Dónde están los cargadores: concentración y corredores viales
Cataluña encabeza la clasificación con 10.472 puntos operativos, seguida de la Comunidad de Madrid (8.455), Andalucía (7.688) y la Comunidad Valenciana (6.442). Entre las cuatro suman cerca del 60 % de toda la infraestructura pública. Una concentración que, según los operadores, empieza a corregirse con el despliegue de estaciones de alta potencia en los corredores transversales.

El patrón de instalación muestra que ya no se trata solo de poner un poste en un centro comercial. El incremento de potencias superiores a 150 kW está reforzando los ejes principales, desde la A-7 mediterránea hasta la A-62 del noroeste.
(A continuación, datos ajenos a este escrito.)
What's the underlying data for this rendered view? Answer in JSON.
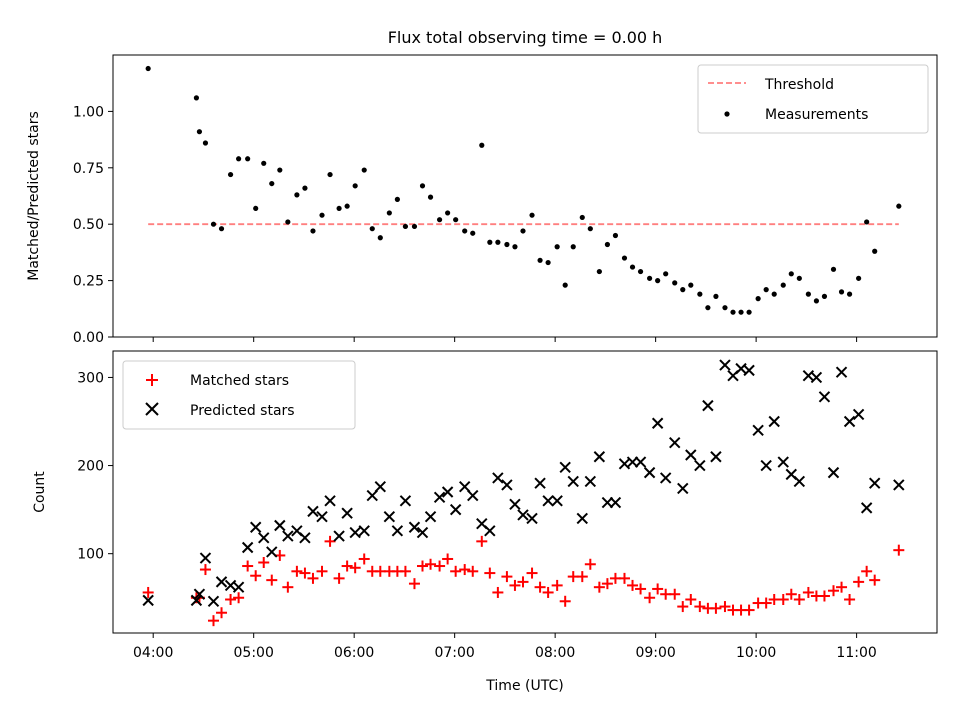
{
  "title": "Flux total observing time = 0.00 h",
  "chart_data": [
    {
      "type": "scatter",
      "panel": "top",
      "ylabel": "Matched/Predicted stars",
      "xlim": [
        3.6,
        11.8
      ],
      "ylim": [
        0.0,
        1.25
      ],
      "yticks": [
        0.0,
        0.25,
        0.5,
        0.75,
        1.0
      ],
      "ytick_labels": [
        "0.00",
        "0.25",
        "0.50",
        "0.75",
        "1.00"
      ],
      "legend_position": "upper right",
      "threshold": {
        "name": "Threshold",
        "value": 0.5,
        "x_range": [
          3.95,
          11.42
        ],
        "color": "#ff7f7f",
        "style": "dashed"
      },
      "series": [
        {
          "name": "Measurements",
          "color": "#000000",
          "marker": "dot",
          "points": [
            [
              3.95,
              1.19
            ],
            [
              4.43,
              1.06
            ],
            [
              4.46,
              0.91
            ],
            [
              4.52,
              0.86
            ],
            [
              4.6,
              0.5
            ],
            [
              4.68,
              0.48
            ],
            [
              4.77,
              0.72
            ],
            [
              4.85,
              0.79
            ],
            [
              4.94,
              0.79
            ],
            [
              5.02,
              0.57
            ],
            [
              5.1,
              0.77
            ],
            [
              5.18,
              0.68
            ],
            [
              5.26,
              0.74
            ],
            [
              5.34,
              0.51
            ],
            [
              5.43,
              0.63
            ],
            [
              5.51,
              0.66
            ],
            [
              5.59,
              0.47
            ],
            [
              5.68,
              0.54
            ],
            [
              5.76,
              0.72
            ],
            [
              5.85,
              0.57
            ],
            [
              5.93,
              0.58
            ],
            [
              6.01,
              0.67
            ],
            [
              6.1,
              0.74
            ],
            [
              6.18,
              0.48
            ],
            [
              6.26,
              0.44
            ],
            [
              6.35,
              0.55
            ],
            [
              6.43,
              0.61
            ],
            [
              6.51,
              0.49
            ],
            [
              6.6,
              0.49
            ],
            [
              6.68,
              0.67
            ],
            [
              6.76,
              0.62
            ],
            [
              6.85,
              0.52
            ],
            [
              6.93,
              0.55
            ],
            [
              7.01,
              0.52
            ],
            [
              7.1,
              0.47
            ],
            [
              7.18,
              0.46
            ],
            [
              7.27,
              0.85
            ],
            [
              7.35,
              0.42
            ],
            [
              7.43,
              0.42
            ],
            [
              7.52,
              0.41
            ],
            [
              7.6,
              0.4
            ],
            [
              7.68,
              0.47
            ],
            [
              7.77,
              0.54
            ],
            [
              7.85,
              0.34
            ],
            [
              7.93,
              0.33
            ],
            [
              8.02,
              0.4
            ],
            [
              8.1,
              0.23
            ],
            [
              8.18,
              0.4
            ],
            [
              8.27,
              0.53
            ],
            [
              8.35,
              0.48
            ],
            [
              8.44,
              0.29
            ],
            [
              8.52,
              0.41
            ],
            [
              8.6,
              0.45
            ],
            [
              8.69,
              0.35
            ],
            [
              8.77,
              0.31
            ],
            [
              8.85,
              0.29
            ],
            [
              8.94,
              0.26
            ],
            [
              9.02,
              0.25
            ],
            [
              9.1,
              0.28
            ],
            [
              9.19,
              0.24
            ],
            [
              9.27,
              0.21
            ],
            [
              9.35,
              0.23
            ],
            [
              9.44,
              0.19
            ],
            [
              9.52,
              0.13
            ],
            [
              9.6,
              0.18
            ],
            [
              9.69,
              0.13
            ],
            [
              9.77,
              0.11
            ],
            [
              9.85,
              0.11
            ],
            [
              9.93,
              0.11
            ],
            [
              10.02,
              0.17
            ],
            [
              10.1,
              0.21
            ],
            [
              10.18,
              0.19
            ],
            [
              10.27,
              0.23
            ],
            [
              10.35,
              0.28
            ],
            [
              10.43,
              0.26
            ],
            [
              10.52,
              0.19
            ],
            [
              10.6,
              0.16
            ],
            [
              10.68,
              0.18
            ],
            [
              10.77,
              0.3
            ],
            [
              10.85,
              0.2
            ],
            [
              10.93,
              0.19
            ],
            [
              11.02,
              0.26
            ],
            [
              11.1,
              0.51
            ],
            [
              11.18,
              0.38
            ],
            [
              11.42,
              0.58
            ]
          ]
        }
      ]
    },
    {
      "type": "scatter",
      "panel": "bottom",
      "xlabel": "Time (UTC)",
      "ylabel": "Count",
      "xlim": [
        3.6,
        11.8
      ],
      "ylim": [
        10,
        330
      ],
      "xticks": [
        4,
        5,
        6,
        7,
        8,
        9,
        10,
        11
      ],
      "xtick_labels": [
        "04:00",
        "05:00",
        "06:00",
        "07:00",
        "08:00",
        "09:00",
        "10:00",
        "11:00"
      ],
      "yticks": [
        100,
        200,
        300
      ],
      "ytick_labels": [
        "100",
        "200",
        "300"
      ],
      "legend_position": "upper left",
      "series": [
        {
          "name": "Matched stars",
          "color": "#ff0000",
          "marker": "plus",
          "points": [
            [
              3.95,
              56
            ],
            [
              4.43,
              50
            ],
            [
              4.46,
              50
            ],
            [
              4.52,
              82
            ],
            [
              4.6,
              24
            ],
            [
              4.68,
              33
            ],
            [
              4.77,
              48
            ],
            [
              4.85,
              50
            ],
            [
              4.94,
              86
            ],
            [
              5.02,
              75
            ],
            [
              5.1,
              90
            ],
            [
              5.18,
              70
            ],
            [
              5.26,
              98
            ],
            [
              5.34,
              62
            ],
            [
              5.43,
              80
            ],
            [
              5.51,
              78
            ],
            [
              5.59,
              72
            ],
            [
              5.68,
              80
            ],
            [
              5.76,
              114
            ],
            [
              5.85,
              72
            ],
            [
              5.93,
              86
            ],
            [
              6.01,
              84
            ],
            [
              6.1,
              94
            ],
            [
              6.18,
              80
            ],
            [
              6.26,
              80
            ],
            [
              6.35,
              80
            ],
            [
              6.43,
              80
            ],
            [
              6.51,
              80
            ],
            [
              6.6,
              66
            ],
            [
              6.68,
              86
            ],
            [
              6.76,
              88
            ],
            [
              6.85,
              86
            ],
            [
              6.93,
              94
            ],
            [
              7.01,
              80
            ],
            [
              7.1,
              82
            ],
            [
              7.18,
              80
            ],
            [
              7.27,
              114
            ],
            [
              7.35,
              78
            ],
            [
              7.43,
              56
            ],
            [
              7.52,
              74
            ],
            [
              7.6,
              64
            ],
            [
              7.68,
              68
            ],
            [
              7.77,
              78
            ],
            [
              7.85,
              62
            ],
            [
              7.93,
              56
            ],
            [
              8.02,
              64
            ],
            [
              8.1,
              46
            ],
            [
              8.18,
              74
            ],
            [
              8.27,
              74
            ],
            [
              8.35,
              88
            ],
            [
              8.44,
              62
            ],
            [
              8.52,
              66
            ],
            [
              8.6,
              72
            ],
            [
              8.69,
              72
            ],
            [
              8.77,
              64
            ],
            [
              8.85,
              60
            ],
            [
              8.94,
              50
            ],
            [
              9.02,
              60
            ],
            [
              9.1,
              54
            ],
            [
              9.19,
              54
            ],
            [
              9.27,
              40
            ],
            [
              9.35,
              48
            ],
            [
              9.44,
              40
            ],
            [
              9.52,
              38
            ],
            [
              9.6,
              38
            ],
            [
              9.69,
              40
            ],
            [
              9.77,
              36
            ],
            [
              9.85,
              36
            ],
            [
              9.93,
              36
            ],
            [
              10.02,
              44
            ],
            [
              10.1,
              44
            ],
            [
              10.18,
              48
            ],
            [
              10.27,
              48
            ],
            [
              10.35,
              54
            ],
            [
              10.43,
              48
            ],
            [
              10.52,
              56
            ],
            [
              10.6,
              52
            ],
            [
              10.68,
              52
            ],
            [
              10.77,
              58
            ],
            [
              10.85,
              62
            ],
            [
              10.93,
              48
            ],
            [
              11.02,
              68
            ],
            [
              11.1,
              80
            ],
            [
              11.18,
              70
            ],
            [
              11.42,
              104
            ]
          ]
        },
        {
          "name": "Predicted stars",
          "color": "#000000",
          "marker": "x",
          "points": [
            [
              3.95,
              47
            ],
            [
              4.43,
              47
            ],
            [
              4.46,
              54
            ],
            [
              4.52,
              95
            ],
            [
              4.6,
              46
            ],
            [
              4.68,
              68
            ],
            [
              4.77,
              64
            ],
            [
              4.85,
              62
            ],
            [
              4.94,
              107
            ],
            [
              5.02,
              130
            ],
            [
              5.1,
              118
            ],
            [
              5.18,
              102
            ],
            [
              5.26,
              132
            ],
            [
              5.34,
              120
            ],
            [
              5.43,
              126
            ],
            [
              5.51,
              118
            ],
            [
              5.59,
              148
            ],
            [
              5.68,
              142
            ],
            [
              5.76,
              160
            ],
            [
              5.85,
              120
            ],
            [
              5.93,
              146
            ],
            [
              6.01,
              124
            ],
            [
              6.1,
              126
            ],
            [
              6.18,
              166
            ],
            [
              6.26,
              176
            ],
            [
              6.35,
              142
            ],
            [
              6.43,
              126
            ],
            [
              6.51,
              160
            ],
            [
              6.6,
              130
            ],
            [
              6.68,
              124
            ],
            [
              6.76,
              142
            ],
            [
              6.85,
              164
            ],
            [
              6.93,
              170
            ],
            [
              7.01,
              150
            ],
            [
              7.1,
              176
            ],
            [
              7.18,
              166
            ],
            [
              7.27,
              134
            ],
            [
              7.35,
              126
            ],
            [
              7.43,
              186
            ],
            [
              7.52,
              178
            ],
            [
              7.6,
              156
            ],
            [
              7.68,
              144
            ],
            [
              7.77,
              140
            ],
            [
              7.85,
              180
            ],
            [
              7.93,
              160
            ],
            [
              8.02,
              160
            ],
            [
              8.1,
              198
            ],
            [
              8.18,
              182
            ],
            [
              8.27,
              140
            ],
            [
              8.35,
              182
            ],
            [
              8.44,
              210
            ],
            [
              8.52,
              158
            ],
            [
              8.6,
              158
            ],
            [
              8.69,
              202
            ],
            [
              8.77,
              204
            ],
            [
              8.85,
              204
            ],
            [
              8.94,
              192
            ],
            [
              9.02,
              248
            ],
            [
              9.1,
              186
            ],
            [
              9.19,
              226
            ],
            [
              9.27,
              174
            ],
            [
              9.35,
              212
            ],
            [
              9.44,
              200
            ],
            [
              9.52,
              268
            ],
            [
              9.6,
              210
            ],
            [
              9.69,
              314
            ],
            [
              9.77,
              302
            ],
            [
              9.85,
              310
            ],
            [
              9.93,
              308
            ],
            [
              10.02,
              240
            ],
            [
              10.1,
              200
            ],
            [
              10.18,
              250
            ],
            [
              10.27,
              204
            ],
            [
              10.35,
              190
            ],
            [
              10.43,
              182
            ],
            [
              10.52,
              302
            ],
            [
              10.6,
              300
            ],
            [
              10.68,
              278
            ],
            [
              10.77,
              192
            ],
            [
              10.85,
              306
            ],
            [
              10.93,
              250
            ],
            [
              11.02,
              258
            ],
            [
              11.1,
              152
            ],
            [
              11.18,
              180
            ],
            [
              11.42,
              178
            ]
          ]
        }
      ]
    }
  ]
}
Esa capilaridad será decisiva para que la movilidad eléctrica deje de ser un fenómeno metropolitano.
El contexto sectorial: Iberdrola, Endesa y Repsol en cabeza
El despliegue está dominado por los grandes grupos energéticos españoles, que han convertido la red de recarga en un vector estratégico. Iberdrola supera los 2.500 puntos de alta potencia y acelera sus alianzas con fabricantes como Volkswagen y Nissan para ofrecer tarifas vinculadas al consumo doméstico. Endesa X, la división de movilidad eléctrica de Endesa, gestiona más de 3.000 acuerdos públicos y privados y apuesta por la recarga ultrarrápida en áreas de servicio. Repsol, apoyada en sus 3.300 estaciones de servicio, ha instalado cargadores de 50 kW y ya da el salto a los de 180 kW en los emplazamientos estratégicos.
Ninguno de los tres quiere perder el tren de una movilidad que, según el consenso del mercado, multiplicará el consumo eléctrico asociado al transporte en esta década. La clave para el inversor está en la rentabilidad: construir la red es caro, pero la utilización media de los cargadores aún está lejos del punto de equilibrio. El que primero alcance una masa crítica de sesiones diarias ganará la batalla.
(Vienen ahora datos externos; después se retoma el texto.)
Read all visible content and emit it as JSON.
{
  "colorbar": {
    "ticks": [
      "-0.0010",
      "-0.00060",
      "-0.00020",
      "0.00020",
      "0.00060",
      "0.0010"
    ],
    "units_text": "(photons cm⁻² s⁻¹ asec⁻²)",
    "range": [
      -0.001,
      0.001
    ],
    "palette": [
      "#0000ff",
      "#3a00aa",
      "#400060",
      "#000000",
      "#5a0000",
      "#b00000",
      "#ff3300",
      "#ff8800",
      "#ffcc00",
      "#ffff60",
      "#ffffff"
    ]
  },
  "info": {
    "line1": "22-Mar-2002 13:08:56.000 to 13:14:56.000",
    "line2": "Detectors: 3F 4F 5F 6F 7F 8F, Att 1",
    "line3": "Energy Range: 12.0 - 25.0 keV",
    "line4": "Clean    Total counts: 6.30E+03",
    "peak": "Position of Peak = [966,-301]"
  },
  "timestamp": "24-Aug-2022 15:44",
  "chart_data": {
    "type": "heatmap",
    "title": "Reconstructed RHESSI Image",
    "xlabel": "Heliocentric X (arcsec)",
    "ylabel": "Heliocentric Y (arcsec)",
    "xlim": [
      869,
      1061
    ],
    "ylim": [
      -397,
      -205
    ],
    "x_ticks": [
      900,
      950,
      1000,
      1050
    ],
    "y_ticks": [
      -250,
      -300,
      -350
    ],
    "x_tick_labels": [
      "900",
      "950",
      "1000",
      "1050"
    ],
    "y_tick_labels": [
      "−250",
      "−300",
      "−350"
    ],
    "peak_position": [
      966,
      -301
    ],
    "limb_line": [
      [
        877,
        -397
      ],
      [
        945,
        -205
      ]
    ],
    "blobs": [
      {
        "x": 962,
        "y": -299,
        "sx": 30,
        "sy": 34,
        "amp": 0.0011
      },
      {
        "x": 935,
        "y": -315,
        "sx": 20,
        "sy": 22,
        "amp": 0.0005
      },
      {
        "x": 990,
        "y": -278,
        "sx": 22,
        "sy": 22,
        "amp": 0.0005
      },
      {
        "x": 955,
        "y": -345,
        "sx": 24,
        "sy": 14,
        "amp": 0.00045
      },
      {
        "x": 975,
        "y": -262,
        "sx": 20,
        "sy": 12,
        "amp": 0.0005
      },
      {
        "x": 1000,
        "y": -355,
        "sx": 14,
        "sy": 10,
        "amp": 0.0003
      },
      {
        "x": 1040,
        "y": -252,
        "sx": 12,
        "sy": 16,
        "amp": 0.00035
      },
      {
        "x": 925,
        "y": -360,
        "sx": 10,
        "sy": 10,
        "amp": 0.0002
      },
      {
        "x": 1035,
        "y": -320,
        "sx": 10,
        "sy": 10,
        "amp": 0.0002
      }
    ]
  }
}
El crecimiento de los puntos de más de 150 kW confirma que la red abandona el ‘efecto enchufe urbano’ para enfrentarse a la autopista.
El reto de la interoperabilidad y la normativa AFIR
El reglamento europeo AFIR obliga a que cualquier punto de recarga público admita pagos con tarjeta bancaria sin necesidad de registro previo y a que los operadores compartan datos en tiempo real. La última actualización de AEDIVE ya descuenta las instalaciones temporalmente fuera de servicio, un filtro que elimina el ruido estadístico y ofrece una imagen más fiel del servicio real.
El sector, además, empieza a coordinar plataformas de interoperabilidad, de modo que un mismo sistema de pago permita usar cargadores de distintas compañías. Esa fluidez digital pesará tanto como la potencia eléctrica a la hora de atraer al conductor ocasional.
📊 Las Claves para el Inversor
- Qué vigilar: La actualización trimestral del registro de AEDIVE y los planes de inversión de las utilities. Un despegue de la utilización media de los cargadores por encima del 12-15 % sería la señal de que la infraestructura empieza a generar retornos.
- Reacción del valor: La cotización de Iberdrola y Repsol ya descuenta un liderazgo en movilidad, pero el mercado castigará cualquier retraso en la ejecución de los planes de despliegue. El verdadero catalizador llegará con la publicación de datos de ingresos por recarga, aún escasos.
- Precedente sectorial: Alemania y Francia, con redes más densas, muestran que la fase de crecimiento exponencial de los puntos de alta potencia dura entre tres y cinco años. España podría replicar esa curva si se mantiene el ritmo actual de instalación.